LostKobrakai · November 26, 2024, 12:28pm

If queue times increase and the other queue metrics do not then it’s not really an exhausted pool. It’s a pool not getting to do enough work because noicy neighbors (the rest of the application) don’t leave enough room to actually work through the queue. In an overloaded state anything can topple over because of resource starvation. That doesn’t mean the thing toppling over is the problem, it just was the first to fall.

josevalim · November 26, 2024, 1:06pm

To add, OP can measure the run_queue and overall CPU/RAM usage in the machine, to validate this point.

brunopedroso · November 26, 2024, 3:53pm

Just tested again, twice.

First time, using 1 1x-dyno (shared CPU), I got a peak of ~30% in scheduler-utilization in all 8 schedulers, but run_queue keeps at 0;

Second time, using 1 M-dyno (dedicated CPU), I got a peak of 57% in scheduler-utilization in all 2 schedulers, and also a run_queue peak of 51 in the both schedulers.

Maybe it doesn’t measure run_queue properly in 1x-dynos, due to shared CPU? I noted the exact same pattern in historical data from last week, when I tested a lot - it only shows run_queue increases when I use dedicated-cpu dynos.

(Memory is still verly low compared to what’s available, I see some increase in ‘dyno-load’ in heroku, but doesn’t seem huge)

benwilson512 · November 26, 2024, 5:30pm

Access upgraded, try again! Sorry for the inconvenience, gotta be careful cause of spam accounts!

josevalim · November 26, 2024, 11:07pm

Thanks for spelunking. I have a question: you are benchmarking a particular transaction. Do you have enough connection in the pool to satisfy the average transaction time vs the number of clients?

You said the query time is not increasing, but maybe it is a high time anyway?
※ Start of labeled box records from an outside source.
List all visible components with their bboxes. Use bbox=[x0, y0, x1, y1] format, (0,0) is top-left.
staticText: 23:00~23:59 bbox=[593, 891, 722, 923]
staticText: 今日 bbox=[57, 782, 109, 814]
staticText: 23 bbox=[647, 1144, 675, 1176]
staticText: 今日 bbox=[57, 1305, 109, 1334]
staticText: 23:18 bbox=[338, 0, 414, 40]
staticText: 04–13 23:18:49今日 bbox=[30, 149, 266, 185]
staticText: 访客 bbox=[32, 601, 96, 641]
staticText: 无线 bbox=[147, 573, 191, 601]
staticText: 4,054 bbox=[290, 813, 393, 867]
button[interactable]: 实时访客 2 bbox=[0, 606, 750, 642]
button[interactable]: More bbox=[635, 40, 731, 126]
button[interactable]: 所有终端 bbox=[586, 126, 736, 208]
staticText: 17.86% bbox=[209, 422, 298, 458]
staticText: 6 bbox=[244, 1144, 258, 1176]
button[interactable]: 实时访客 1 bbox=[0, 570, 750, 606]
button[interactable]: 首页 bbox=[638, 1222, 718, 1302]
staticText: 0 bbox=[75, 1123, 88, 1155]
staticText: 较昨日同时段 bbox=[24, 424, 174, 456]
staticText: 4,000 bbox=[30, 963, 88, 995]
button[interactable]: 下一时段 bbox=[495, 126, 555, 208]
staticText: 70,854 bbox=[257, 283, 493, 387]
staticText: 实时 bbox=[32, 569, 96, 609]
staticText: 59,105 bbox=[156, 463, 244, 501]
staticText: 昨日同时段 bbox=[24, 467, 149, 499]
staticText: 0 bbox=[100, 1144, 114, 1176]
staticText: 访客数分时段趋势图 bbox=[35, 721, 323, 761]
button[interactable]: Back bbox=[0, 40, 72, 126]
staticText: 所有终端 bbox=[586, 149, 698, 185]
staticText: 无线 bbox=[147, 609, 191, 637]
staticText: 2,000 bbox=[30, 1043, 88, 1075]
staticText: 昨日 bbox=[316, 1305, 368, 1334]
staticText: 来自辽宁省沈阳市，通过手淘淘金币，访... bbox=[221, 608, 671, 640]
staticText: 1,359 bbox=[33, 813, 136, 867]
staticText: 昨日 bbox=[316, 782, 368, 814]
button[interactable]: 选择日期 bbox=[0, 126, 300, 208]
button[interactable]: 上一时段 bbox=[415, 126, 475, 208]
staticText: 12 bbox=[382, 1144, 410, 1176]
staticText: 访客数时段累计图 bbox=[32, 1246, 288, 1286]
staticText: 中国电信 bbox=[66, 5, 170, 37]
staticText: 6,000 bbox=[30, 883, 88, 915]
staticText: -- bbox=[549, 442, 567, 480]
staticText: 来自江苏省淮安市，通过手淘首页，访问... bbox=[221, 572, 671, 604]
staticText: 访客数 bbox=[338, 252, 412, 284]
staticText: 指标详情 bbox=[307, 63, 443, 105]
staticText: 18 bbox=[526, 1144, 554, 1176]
How long does each transaction take and how many clients x connections you have?

brunopedroso · November 28, 2024, 6:49pm

Thank YOU for spelunking! (funny word )

So, under a not-high-enough pressure, the transaction takes at max 50ms which would correspond to 20rps in a single connection. In the measurements I did, with a single connection in the pool, it was able to handle until ~85rps before response times ‘exploded’. (Not sure why it’s bigger than 20 though)

For the following analysis I’m interpretting that point where the response time ‘explodes’ (95th-percentile go above 200ms) as the 'max-throughput.

As an example of how most measurements feels like:

(I still want to measure queue_length in the server at that point, but did not yet)

I did a bunch of reasonably systematic tests comparing the impact of increasing the pool_size in a single dyno; and increasing the number of dynos (always having 2 connections per pool):

(the measures could only be made using dedicated-cpu dynos. With shared-cpu ones the measures are too erratic to reach any conclusion)

I tried to keep the x-axis in a comparable proportion (since 1 extra dyno = 2 extra connections or paralelism)

What I can conclude from it is that increasing the number of connections together with dynos have quite a linear response, as I would expect. Increasing connections in the same dyno, on the other hand, has almost no effect. It’s as if there were another bottleneck in each dyno - which is related to CPU, according to the info in previous posts.

(I’m still investigating bc, of course, that CPU consumption may perfectly be somewhere in the app, which would cause the pool to ‘complain first’ as also said previouly.)